3.2 Optical morphology

In order to enhance possible internal structures of this galaxy, some tests have been carried out following the experiments performed by Faúndez-Abans and de Oliveira-Abans (1998) and employing some IRAF tasks. For illustrative purposes, Fig. 1a displays the residual image of the subtraction of a $60 \times 60$-pixel median-filtered kernel from the original R frame. An inner elongated bright stellar component, around another yet smaller round off-center component have been enhanced. The dark dust lane (ring?) probably immersed in the warped material external to the disk/ring, and some faint clumps to the east have also been enhanced.

Figure 1: a) Inverse gray scale residual image of the subtraction of the $60 \times 60$-pixel median-filtered R frame from the original R image. North is to the top and east is on the left. The image size is $224\hbox {$^{\prime \prime }$ }\times 200\hbox {$^{\prime \prime }$ }$. b) The same as a) for a $10\times 10$-pixel kernel. c) Enhancement by transform processing and high-pass filtering of the R image. The mark-lines are on purpose faint and poor so as not to cover the image.

The use of a median $30\times 30$-pixel kernel filter has enhanced the fuzzy material aligned with the apparent major axis of the bulge. Interestingly enough, after the application of a $10\times 10$-pixel kernel median filter, this fuzzy material turned out to be filaments (see Fig. 1b). This result is in agreement with Arnaboldi et al. (1995). The "five to ten" filaments so-found seem to lie perpendicular to an almost edge-on exponential disk. This is indeed an interesting PR dusty galaxy.

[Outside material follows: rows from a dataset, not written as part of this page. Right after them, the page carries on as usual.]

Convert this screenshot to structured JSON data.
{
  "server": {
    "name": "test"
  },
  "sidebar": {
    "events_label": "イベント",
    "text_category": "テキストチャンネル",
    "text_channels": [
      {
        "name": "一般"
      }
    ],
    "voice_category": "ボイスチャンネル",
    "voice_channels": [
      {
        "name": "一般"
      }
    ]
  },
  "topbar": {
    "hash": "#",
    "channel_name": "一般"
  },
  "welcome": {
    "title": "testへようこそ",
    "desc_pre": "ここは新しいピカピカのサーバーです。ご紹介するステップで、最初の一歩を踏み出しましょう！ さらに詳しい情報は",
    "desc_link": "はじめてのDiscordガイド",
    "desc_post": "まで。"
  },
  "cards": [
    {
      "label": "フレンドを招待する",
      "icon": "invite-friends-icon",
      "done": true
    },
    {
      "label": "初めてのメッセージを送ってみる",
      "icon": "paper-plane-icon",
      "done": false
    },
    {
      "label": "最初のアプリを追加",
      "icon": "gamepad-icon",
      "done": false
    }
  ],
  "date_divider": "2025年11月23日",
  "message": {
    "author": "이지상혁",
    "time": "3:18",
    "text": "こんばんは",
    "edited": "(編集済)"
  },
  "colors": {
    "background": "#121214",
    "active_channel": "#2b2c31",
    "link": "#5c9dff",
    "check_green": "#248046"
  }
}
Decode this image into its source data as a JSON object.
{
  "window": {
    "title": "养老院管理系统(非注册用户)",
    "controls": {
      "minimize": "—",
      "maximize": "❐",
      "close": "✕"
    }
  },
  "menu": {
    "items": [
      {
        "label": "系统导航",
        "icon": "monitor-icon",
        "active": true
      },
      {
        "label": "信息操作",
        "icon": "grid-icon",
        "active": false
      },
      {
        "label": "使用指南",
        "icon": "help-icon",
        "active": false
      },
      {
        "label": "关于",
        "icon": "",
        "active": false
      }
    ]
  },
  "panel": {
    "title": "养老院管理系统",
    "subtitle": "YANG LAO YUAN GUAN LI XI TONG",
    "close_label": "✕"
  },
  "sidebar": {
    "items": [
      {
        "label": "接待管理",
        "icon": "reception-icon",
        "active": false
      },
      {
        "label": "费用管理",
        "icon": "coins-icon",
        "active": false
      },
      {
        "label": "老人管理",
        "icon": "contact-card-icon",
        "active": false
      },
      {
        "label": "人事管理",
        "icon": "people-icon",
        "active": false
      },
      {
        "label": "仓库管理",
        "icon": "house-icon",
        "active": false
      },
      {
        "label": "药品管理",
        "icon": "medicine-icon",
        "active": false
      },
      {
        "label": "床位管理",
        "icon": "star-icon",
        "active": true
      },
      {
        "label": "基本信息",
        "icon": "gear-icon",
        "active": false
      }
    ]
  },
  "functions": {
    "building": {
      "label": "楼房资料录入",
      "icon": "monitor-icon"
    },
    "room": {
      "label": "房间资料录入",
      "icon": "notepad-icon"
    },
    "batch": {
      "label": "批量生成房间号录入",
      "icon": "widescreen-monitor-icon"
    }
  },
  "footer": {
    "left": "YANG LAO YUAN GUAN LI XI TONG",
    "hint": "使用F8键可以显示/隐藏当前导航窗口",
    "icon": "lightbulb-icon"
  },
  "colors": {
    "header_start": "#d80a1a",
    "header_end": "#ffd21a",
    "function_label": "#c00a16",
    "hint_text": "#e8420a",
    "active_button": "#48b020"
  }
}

Other features have also been revealed through a high-pass filtering transform processing of the original R frame: clumps (satellites?) in the bulge and within the polar ring, a faint and underlying smooth component (in the central part of the bulge), and an off-center component inside the central structure. The most prominent clumps have been indicated in Fig. 1c by thin lines. Careful visual inspection of the image display (SAO's ds9) shows that the filaments tails point towards the West, superimposed on faint smooth regions that we call lobes.

3.3 Global photometric structure

Figure 2: Contour maps of ESO 603-G21 in the B, V and R passbands. The faintest contours in the B, V, and R bands are 25.2, 25.3, and 25.4 magarcsec-2, respectively. The isophotes are separated by 0.75 mag. The large tickmarks are 20 $\hbox {$^{\prime \prime }$ }$ apart. North is to the top and east is on the left.

Figure 3: Photometric profiles for ESO 603-G21: a), b) along the major axis ( ${\rm PA}=114^{\rm o}$); c), d) along the minor axis ( ${\rm PA}=24^{\rm o}$). Solid lines in a) and c) represent the distributions in the B passband, dotted lines in V, and dashed ones in the R. Solid lines in b) and  d) show the distribution of the B-V color, dashed in the B-R color.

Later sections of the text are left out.